Julie, however, added a sidelight to the matter of Sam as servant when she observed that in religious (Christian) terms the role of servant is not regarded as menial but as a position of honour. All priests begin as ‘deacon’ a word deriving from ‘deaconus’ a servant, and even prelates remain deacons – servants no matter how elevated their ecclesiastical position.
Laura drew us towards the close of the afternoon with her comment on weariness of the world in the Third Age. Pat remarked that this final chapter would be a good introduction before launching into LotR, because it sets up the background and introduces so many characters. We all agreed that reading The Silmarillion in its entirety before LotR would not have worked for us, and Anne said she was glad it was over!

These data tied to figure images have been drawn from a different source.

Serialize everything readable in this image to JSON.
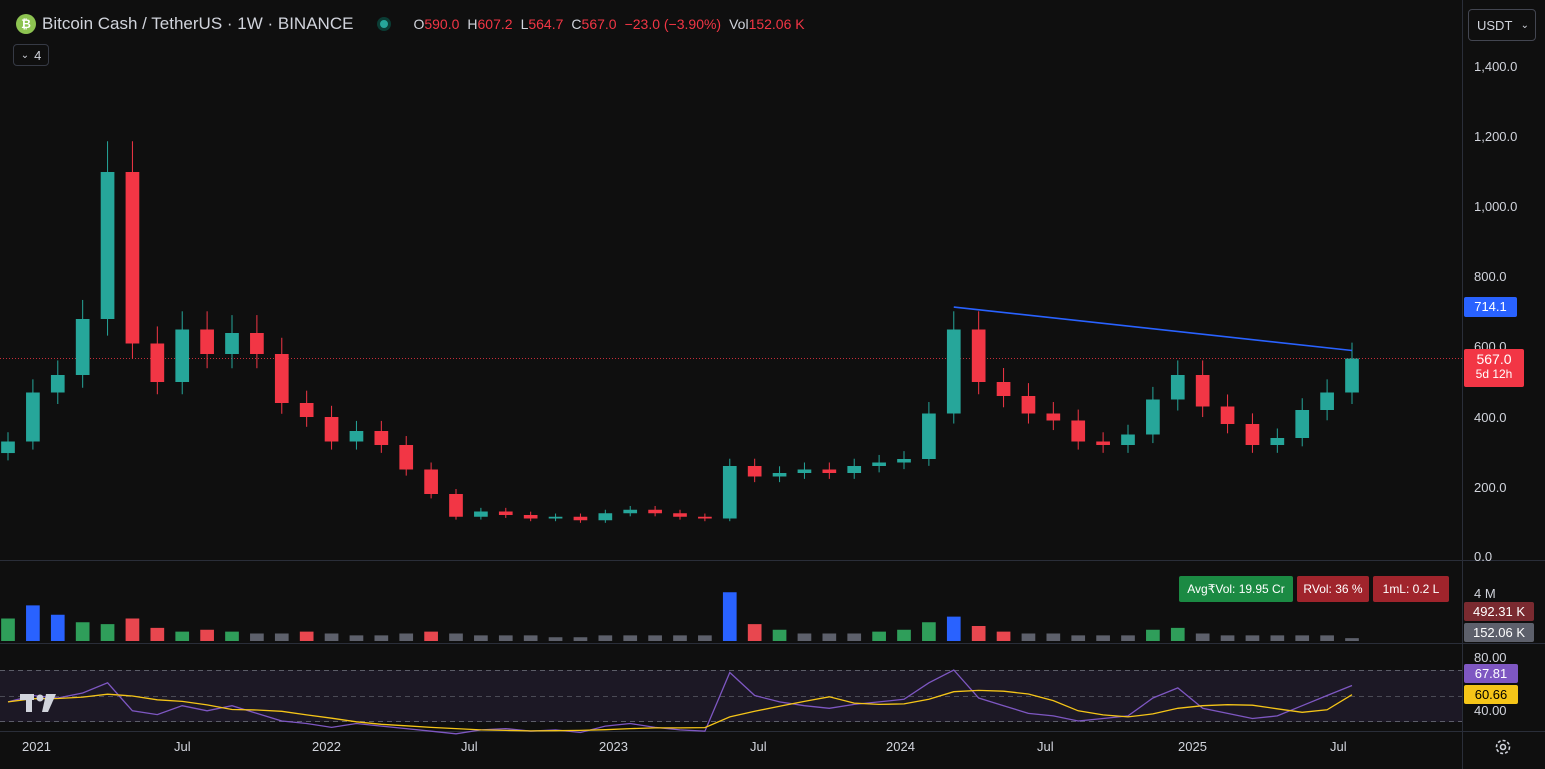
{
  "header": {
    "symbol_icon": "bitcoin-cash-icon",
    "title": "Bitcoin Cash / TetherUS · 1W · BINANCE",
    "ohlc": {
      "o_label": "O",
      "o": "590.0",
      "h_label": "H",
      "h": "607.2",
      "l_label": "L",
      "l": "564.7",
      "c_label": "C",
      "c": "567.0",
      "change": "−23.0 (−3.90%)",
      "vol_label": "Vol",
      "vol": "152.06 K"
    },
    "indicator_count": "4",
    "currency": "USDT"
  },
  "colors": {
    "up": "#26a69a",
    "down": "#f23645",
    "vol_up": "#2f9e5a",
    "vol_down": "#e8474f",
    "vol_blue": "#2962ff",
    "vol_neutral": "#5d606b",
    "trend": "#2962ff",
    "rsi": "#7e57c2",
    "rsi_ma": "#f5c518",
    "bg": "#0f0f0f"
  },
  "price_axis": {
    "ticks": [
      "1,400.0",
      "1,200.0",
      "1,000.0",
      "800.0",
      "600.0",
      "400.0",
      "200.0",
      "0.0"
    ]
  },
  "price_labels": {
    "trendline_value": "714.1",
    "last_price": "567.0",
    "countdown": "5d 12h"
  },
  "volume_pane": {
    "tick": "4 M",
    "avg_vol": "Avg₹Vol: 19.95 Cr",
    "rvol": "RVol: 36 %",
    "ml": "1mL: 0.2 L",
    "label_1": "492.31 K",
    "label_2": "152.06 K"
  },
  "rsi_pane": {
    "ticks": [
      "80.00",
      "40.00"
    ],
    "rsi_value": "67.81",
    "rsi_ma_value": "60.66"
  },
  "time_axis": {
    "labels": [
      "2021",
      "Jul",
      "2022",
      "Jul",
      "2023",
      "Jul",
      "2024",
      "Jul",
      "2025",
      "Jul"
    ]
  },
  "chart_data": {
    "type": "candlestick",
    "interval": "1W",
    "x": [
      "2021-01",
      "2021-02",
      "2021-03",
      "2021-04",
      "2021-05",
      "2021-06",
      "2021-07",
      "2021-08",
      "2021-09",
      "2021-10",
      "2021-11",
      "2021-12",
      "2022-01",
      "2022-02",
      "2022-03",
      "2022-04",
      "2022-05",
      "2022-06",
      "2022-07",
      "2022-08",
      "2022-09",
      "2022-10",
      "2022-11",
      "2022-12",
      "2023-01",
      "2023-02",
      "2023-03",
      "2023-04",
      "2023-05",
      "2023-06",
      "2023-07",
      "2023-08",
      "2023-09",
      "2023-10",
      "2023-11",
      "2023-12",
      "2024-01",
      "2024-02",
      "2024-03",
      "2024-04",
      "2024-05",
      "2024-06",
      "2024-07",
      "2024-08",
      "2024-09",
      "2024-10",
      "2024-11",
      "2024-12",
      "2025-01",
      "2025-02",
      "2025-03",
      "2025-04",
      "2025-05",
      "2025-06",
      "2025-07"
    ],
    "close": [
      330,
      470,
      520,
      680,
      1100,
      610,
      500,
      650,
      580,
      640,
      580,
      440,
      400,
      330,
      360,
      320,
      250,
      180,
      115,
      130,
      120,
      110,
      115,
      105,
      125,
      135,
      125,
      115,
      110,
      260,
      230,
      240,
      250,
      240,
      260,
      270,
      280,
      410,
      650,
      500,
      460,
      410,
      390,
      330,
      320,
      350,
      450,
      520,
      430,
      380,
      320,
      340,
      420,
      470,
      567
    ],
    "ylim": [
      0,
      1400
    ],
    "trendline": {
      "from": {
        "x": "2024-03",
        "y": 714.1
      },
      "to": {
        "x": "2025-07",
        "y": 590
      }
    },
    "last_price": 567.0,
    "volume": [
      1.2,
      1.9,
      1.4,
      1.0,
      0.9,
      1.2,
      0.7,
      0.5,
      0.6,
      0.5,
      0.4,
      0.4,
      0.5,
      0.4,
      0.3,
      0.3,
      0.4,
      0.5,
      0.4,
      0.3,
      0.3,
      0.3,
      0.2,
      0.2,
      0.3,
      0.3,
      0.3,
      0.3,
      0.3,
      2.6,
      0.9,
      0.6,
      0.4,
      0.4,
      0.4,
      0.5,
      0.6,
      1.0,
      1.3,
      0.8,
      0.5,
      0.4,
      0.4,
      0.3,
      0.3,
      0.3,
      0.6,
      0.7,
      0.4,
      0.3,
      0.3,
      0.3,
      0.3,
      0.3,
      0.152
    ],
    "volume_unit": "M",
    "rsi": [
      55,
      60,
      58,
      62,
      70,
      48,
      45,
      52,
      48,
      52,
      46,
      40,
      38,
      35,
      38,
      36,
      34,
      32,
      30,
      33,
      34,
      32,
      33,
      31,
      36,
      38,
      35,
      33,
      32,
      78,
      60,
      55,
      52,
      50,
      53,
      55,
      57,
      70,
      80,
      58,
      52,
      46,
      44,
      40,
      42,
      44,
      58,
      66,
      50,
      46,
      42,
      44,
      52,
      60,
      67.81
    ],
    "rsi_ma_last": 60.66
  }
}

We agreed to start The Hobbit for our next meeting, and to look at the first 2 chapters, as they are going to be a remarkably light and pleasant read. It remains to be seen if we will be able to cope with Tolkien’s quirky early style as well as we have coped with his intense mythology

2:26 AM  
Blogger Julie said...

It would be an interesting sideline to know WHICH version of the Bible it was by which Tolkien was chiefly influenced. It's easy for us to assume it was the AV or King James Bible, but this is quite a dodgy assumption! Tolkien was after all a Roman Catholic, and the English translation of the Bible which English-speaking Roman Catholics have used until comparatively recently is the version known as the Douai-Reims Bible, which was prepared by English RC scholars in exile in the late 16th C. The Old Testament section of this version was eventually published in 1609, which predates the appearance of the AV by two years. According to the Oxford Dictionary of the Christian Church it actually exercised quite an influence on the language of the Protestant AV, although the two versions had been prepared by scholars from opposed religious camps, both pursuing rather different agendas. The Douai-Reims Bible was a translation of the Latin Vulgate, so it contains many words which are really Anglicised Latinisms. The scholars of the AV (which allegedly included William Shakespeare), on the other hand, had gone back to the original Hebrew and Greek sources. Also, the AV New Testament owes a great debt to Wycliffe's 14th century translations and so is characterised in places by many words and forms which would have struck its first hearers (the Bible was then for hearing rather than reading, after all) as quite archaic (Wycliffe was a near-contemporary of Chaucer), even at the time of publication. So whilst Tolkien often appears to be writing in a style which we modern undiscriminating types tend to refer to as simply "biblical", perhaps those passages could do with some closer attention!

It's well-known that Tolkien in his turn was one of the RC scholars who worked on the translation into contemporary English of the version known as "The Jerusalem Bible" which is nowadays popular with English-speaking Roman Catholics. The JB version of the Book of Jonah is his work.